姬周部族最早居于姬水,后来迁居于豳。直到古公亶父(周文王祖父)担任领袖时,由于屡受戎狄侵扰,故又迁徙到岐山下的周原,在这里建邑筑城,最终在牧野之战击败商军,成为天下共主。
传统观点认为,姬族迁往周原之后,才根据此地名称取国号为「周」。不过后来有不少考古证据指出,姬族迁往周原之前,商代甲骨文就已经有周族或周国的记载。
这个在姬族之前的周族或周国,又是甚麽人?
上述两个问题,答案都是同一个 - 妘姓部族。
据学者研究,古公亶父与姬族还在豳地时,居于周原的是妘族,当时也是个部落方国,称为「周」。姬族其后迁往周原,其实是打败了当地的妘族,取而代之成为「周」方国的统治阶层。
妘为上古八大姓,同时属祝融八姓,可能为颛顼(五帝之一)后裔。
从周㗬壶铭文可知,妘族虽被姬族所败,惟不但并未灭亡,在改朝换代之后,更拥有与姬周王室一样的贵族特权,可以铸金祭祖,又得以保留从商朝时期传承下来的习俗,在铭文使用日名及族徽,长期活跃于历史舞台之上,绝非等闲之辈。
上二图为周原遗址发掘商周马车,下二图为陕西为旅游业建的周原周文化景区
我们现在对周㗬壶及其铭文所知甚详,全赖自乾隆年间起二百多年来,无数学者大家倾尽心力研究考据的成果。
例如早在嘉庆年间,乾嘉学派经学家阮元便在著作《积古斋钟鼎彝器款识》收录周㗬壶铭,虽未能释读全部内容,但就对后世带来深远影响。
及至晚清,语言学家孙诒让深入研究,首次正确释出铭文第二字实为「㗬」,自此本壶改称「周㗬壶」,取代了「四鉴」以降的旧称「周宜壶」。
晚清民国金石大家邹安,则在著作《周金文存》记录两件周㗬壶壶盖的铭文拓本,并按附印证明其一(本壶盖)为浙江富商周庆云所有,另一则曾在晚清官员兼学者丁彦臣手上。
1930年代,罗振玉在巨作《三代吉金文存》之中,完整收录两件周㗬壶的铭文拓本。

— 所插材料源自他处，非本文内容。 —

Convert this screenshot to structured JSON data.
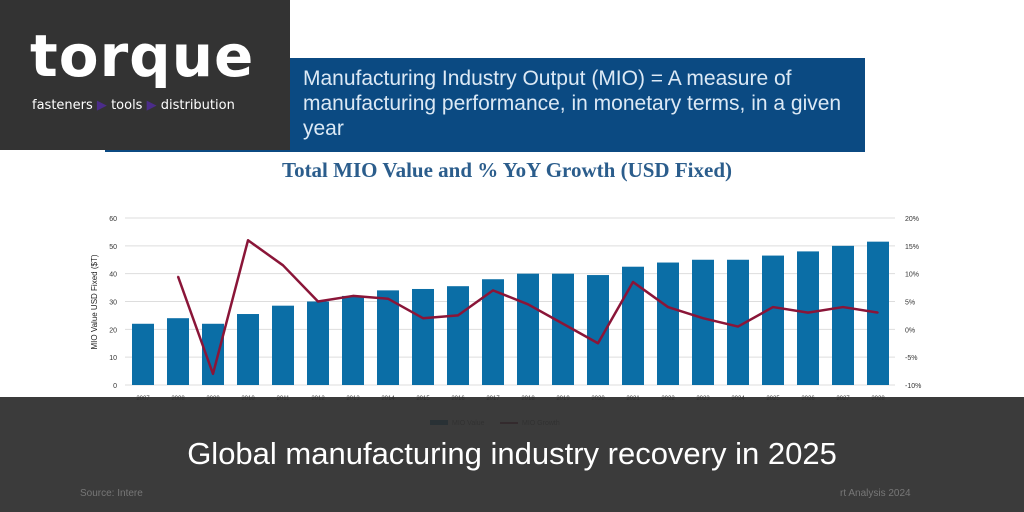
{
  "banner": {
    "line1": "Manufacturing Industry Output (MIO) =  A measure of manufacturing",
    "line2": "performance, in monetary terms, in a given year"
  },
  "logo": {
    "word": "torque",
    "tag": [
      "fasteners",
      "tools",
      "distribution"
    ],
    "accent": "#4b2c8a"
  },
  "caption": "Global manufacturing industry recovery in 2025",
  "source": {
    "left": "Source: Intere",
    "right": "rt Analysis 2024"
  },
  "chart_data": {
    "type": "bar+line",
    "title": "Total MIO Value and % YoY Growth (USD Fixed)",
    "ylabel": "MIO Value USD Fixed ($T)",
    "ylim": [
      0,
      60
    ],
    "y2lim": [
      -10,
      20
    ],
    "yticks": [
      "0",
      "10",
      "20",
      "30",
      "40",
      "50",
      "60"
    ],
    "y2ticks": [
      "-10%",
      "-5%",
      "0%",
      "5%",
      "10%",
      "15%",
      "20%"
    ],
    "grid": true,
    "legend": "bottom",
    "categories": [
      "2007",
      "2008",
      "2009",
      "2010",
      "2011",
      "2012",
      "2013",
      "2014",
      "2015",
      "2016",
      "2017",
      "2018",
      "2019",
      "2020",
      "2021",
      "2022",
      "2023",
      "2024",
      "2025",
      "2026",
      "2027",
      "2028"
    ],
    "series": [
      {
        "name": "MIO Value",
        "type": "bar",
        "color": "#0b6ea6",
        "values": [
          22,
          24,
          22,
          25.5,
          28.5,
          30,
          32,
          34,
          34.5,
          35.5,
          38,
          40,
          40,
          39.5,
          42.5,
          44,
          45,
          45,
          46.5,
          48,
          50,
          51.5
        ]
      },
      {
        "name": "MIO Growth",
        "type": "line",
        "axis": "right",
        "color": "#8a1538",
        "values": [
          null,
          9.5,
          -8,
          16,
          11.5,
          5,
          6,
          5.5,
          2,
          2.5,
          7,
          4.5,
          1,
          -2.5,
          8.5,
          4,
          2,
          0.5,
          4,
          3,
          4,
          3
        ]
      }
    ]
  }
}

两壶器铭及盖铭能还原配对,也是仗着这位国学大师根据「四鉴」考证所致。
《积古斋钟鼎彝器款识》收录周㗬壶铭
民国 吴昌硕《周㗬壶》轴(局部)︱台北故宫
研究过周㗬壶的大人物之中,还有一位更令人颇感意外,便是吴昌硕。
台北故宫有一件馆藏,乃吴昌硕74岁时(1917年)所作,绘画了其中一件周㗬壶盖,同时墨拓壶盖铭文,并书写自己的看法。

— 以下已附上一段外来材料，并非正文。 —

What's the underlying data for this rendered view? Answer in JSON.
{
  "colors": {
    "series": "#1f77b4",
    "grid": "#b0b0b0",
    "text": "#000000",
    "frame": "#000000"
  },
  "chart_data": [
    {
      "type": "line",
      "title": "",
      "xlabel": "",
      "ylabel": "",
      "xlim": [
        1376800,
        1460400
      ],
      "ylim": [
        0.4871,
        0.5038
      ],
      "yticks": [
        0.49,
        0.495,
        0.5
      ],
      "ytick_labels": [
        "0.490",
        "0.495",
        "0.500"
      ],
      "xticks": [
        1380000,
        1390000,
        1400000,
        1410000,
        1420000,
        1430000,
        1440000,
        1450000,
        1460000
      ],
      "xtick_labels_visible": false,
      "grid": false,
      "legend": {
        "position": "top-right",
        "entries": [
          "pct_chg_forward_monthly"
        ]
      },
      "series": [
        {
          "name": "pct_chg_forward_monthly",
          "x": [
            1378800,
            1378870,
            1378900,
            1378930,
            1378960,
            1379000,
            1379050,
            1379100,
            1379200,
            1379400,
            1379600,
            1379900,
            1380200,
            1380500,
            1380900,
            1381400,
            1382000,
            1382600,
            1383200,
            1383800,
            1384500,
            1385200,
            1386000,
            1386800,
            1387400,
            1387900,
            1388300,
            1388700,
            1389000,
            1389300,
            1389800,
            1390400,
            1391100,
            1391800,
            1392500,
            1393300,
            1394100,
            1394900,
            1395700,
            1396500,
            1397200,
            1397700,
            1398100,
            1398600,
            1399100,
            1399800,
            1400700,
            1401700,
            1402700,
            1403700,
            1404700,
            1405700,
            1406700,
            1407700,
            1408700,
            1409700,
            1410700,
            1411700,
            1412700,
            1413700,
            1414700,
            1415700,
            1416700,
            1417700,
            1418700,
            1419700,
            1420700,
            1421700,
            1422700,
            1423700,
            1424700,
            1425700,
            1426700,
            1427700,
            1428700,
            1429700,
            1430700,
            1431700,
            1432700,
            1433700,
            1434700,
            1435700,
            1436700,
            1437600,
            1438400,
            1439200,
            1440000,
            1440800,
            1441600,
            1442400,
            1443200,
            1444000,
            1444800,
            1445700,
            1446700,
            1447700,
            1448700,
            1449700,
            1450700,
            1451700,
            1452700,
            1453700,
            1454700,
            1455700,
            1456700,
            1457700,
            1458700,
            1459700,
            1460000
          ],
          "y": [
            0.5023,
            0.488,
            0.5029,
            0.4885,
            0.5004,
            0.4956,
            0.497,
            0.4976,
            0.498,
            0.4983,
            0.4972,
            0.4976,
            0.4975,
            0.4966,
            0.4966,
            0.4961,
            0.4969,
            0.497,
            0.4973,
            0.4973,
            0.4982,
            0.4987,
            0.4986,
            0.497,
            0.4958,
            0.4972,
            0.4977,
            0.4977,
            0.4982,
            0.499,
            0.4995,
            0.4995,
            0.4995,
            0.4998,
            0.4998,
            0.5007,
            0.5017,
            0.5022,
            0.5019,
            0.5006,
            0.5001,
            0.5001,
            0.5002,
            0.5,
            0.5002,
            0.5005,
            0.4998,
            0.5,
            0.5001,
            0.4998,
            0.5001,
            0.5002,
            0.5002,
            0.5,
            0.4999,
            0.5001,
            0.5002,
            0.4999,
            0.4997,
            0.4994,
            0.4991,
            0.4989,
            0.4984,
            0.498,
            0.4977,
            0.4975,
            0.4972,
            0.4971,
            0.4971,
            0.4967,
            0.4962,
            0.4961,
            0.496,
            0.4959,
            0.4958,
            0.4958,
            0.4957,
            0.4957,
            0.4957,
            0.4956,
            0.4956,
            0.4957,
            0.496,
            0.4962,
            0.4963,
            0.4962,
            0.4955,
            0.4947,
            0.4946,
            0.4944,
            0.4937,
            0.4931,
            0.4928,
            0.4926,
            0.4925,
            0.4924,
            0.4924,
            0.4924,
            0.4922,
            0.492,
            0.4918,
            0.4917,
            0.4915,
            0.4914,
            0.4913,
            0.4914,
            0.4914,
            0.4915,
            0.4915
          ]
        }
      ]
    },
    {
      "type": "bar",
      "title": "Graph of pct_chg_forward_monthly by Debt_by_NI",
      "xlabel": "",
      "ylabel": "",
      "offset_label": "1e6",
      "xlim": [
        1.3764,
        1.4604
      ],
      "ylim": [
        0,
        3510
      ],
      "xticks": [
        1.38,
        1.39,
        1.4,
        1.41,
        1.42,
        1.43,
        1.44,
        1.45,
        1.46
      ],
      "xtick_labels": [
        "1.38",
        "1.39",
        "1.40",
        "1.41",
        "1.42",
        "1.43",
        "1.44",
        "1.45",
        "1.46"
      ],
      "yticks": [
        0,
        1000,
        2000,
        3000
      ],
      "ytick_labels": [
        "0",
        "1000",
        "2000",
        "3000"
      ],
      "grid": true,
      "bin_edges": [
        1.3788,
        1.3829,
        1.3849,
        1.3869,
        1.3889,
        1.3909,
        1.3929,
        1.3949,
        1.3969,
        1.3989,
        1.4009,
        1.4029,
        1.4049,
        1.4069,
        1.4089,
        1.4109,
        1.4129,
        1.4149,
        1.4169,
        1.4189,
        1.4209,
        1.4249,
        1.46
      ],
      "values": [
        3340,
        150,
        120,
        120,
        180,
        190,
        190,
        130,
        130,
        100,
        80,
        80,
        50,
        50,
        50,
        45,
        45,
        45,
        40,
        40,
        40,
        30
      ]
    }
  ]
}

这位近代书画巨匠首先表示,《说文解字》记载「㗬」是嘴唇厚的意思。接着,他谈到铭文最后一字,指晚清金石学家吴大澄在著作附录有所记录,惟未有详加解释。
至于吴昌硕本人,认为此字其实属于象形,可以释为「匜」,而壶和匜实为同类,分别仅在于两者器盖形状有别。
因为后世学者研究,我们知道壶和匜的模样是完全不同的,铭文的最后一字实为族徽「周」。不过这件逸事,也侧面印证了周㗬壶是何等重器,连吴昌硕也大感兴趣,仔细研究一番。

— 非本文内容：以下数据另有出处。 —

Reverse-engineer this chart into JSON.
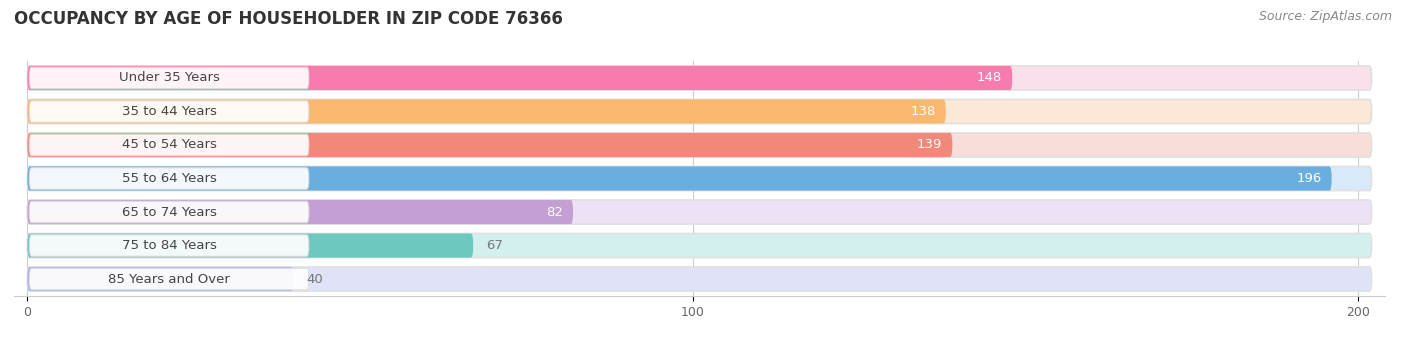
{
  "title": "OCCUPANCY BY AGE OF HOUSEHOLDER IN ZIP CODE 76366",
  "source": "Source: ZipAtlas.com",
  "categories": [
    "Under 35 Years",
    "35 to 44 Years",
    "45 to 54 Years",
    "55 to 64 Years",
    "65 to 74 Years",
    "75 to 84 Years",
    "85 Years and Over"
  ],
  "values": [
    148,
    138,
    139,
    196,
    82,
    67,
    40
  ],
  "bar_colors": [
    "#F97BAE",
    "#F9B870",
    "#F0897A",
    "#6AAEE0",
    "#C49FD4",
    "#6DC8BF",
    "#AAB4E8"
  ],
  "bar_bg_colors": [
    "#FAE0EA",
    "#FBE8D5",
    "#F9DDD8",
    "#D8EAFA",
    "#EDE2F5",
    "#D3F0EE",
    "#E0E3F8"
  ],
  "xlim_max": 200,
  "xticks": [
    0,
    100,
    200
  ],
  "title_fontsize": 12,
  "label_fontsize": 9.5,
  "value_fontsize": 9.5,
  "source_fontsize": 9,
  "background_color": "#ffffff",
  "bar_height": 0.72,
  "value_text_color_inside": "#ffffff",
  "value_text_color_outside": "#777777"
}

西周中期 周乎卣︱台北故宫(左下角铭文为周㗬壶的相同族徽)
翻查纪录,存世可见一小组青铜器,包括台北故宫的西周中期「周乎卣」,以及波士顿美术馆的「周父己爵」等,皆署相同的「周」族徽,可知当为同族之器,堪作参考。
载有重要铭文的上古青铜器,虽然鲜见于市场,但只要一现身,往往都引来炽热竞投。
例如2021年,纽约苏富比呈献商末「小子□簋」(小子名字难辨,故专家以□代之),估价US$80万,在现场触发长达16分钟的争夺战,终以逾US$543万高价易手;又好像2022年,纽约苏富比带来西周末「虢季氏子组壶」,亦以逾估价2.5倍的US$210万拍出。
周㗬壶今回能写下怎样的佳绩,我们会在半个月后再为大家报道。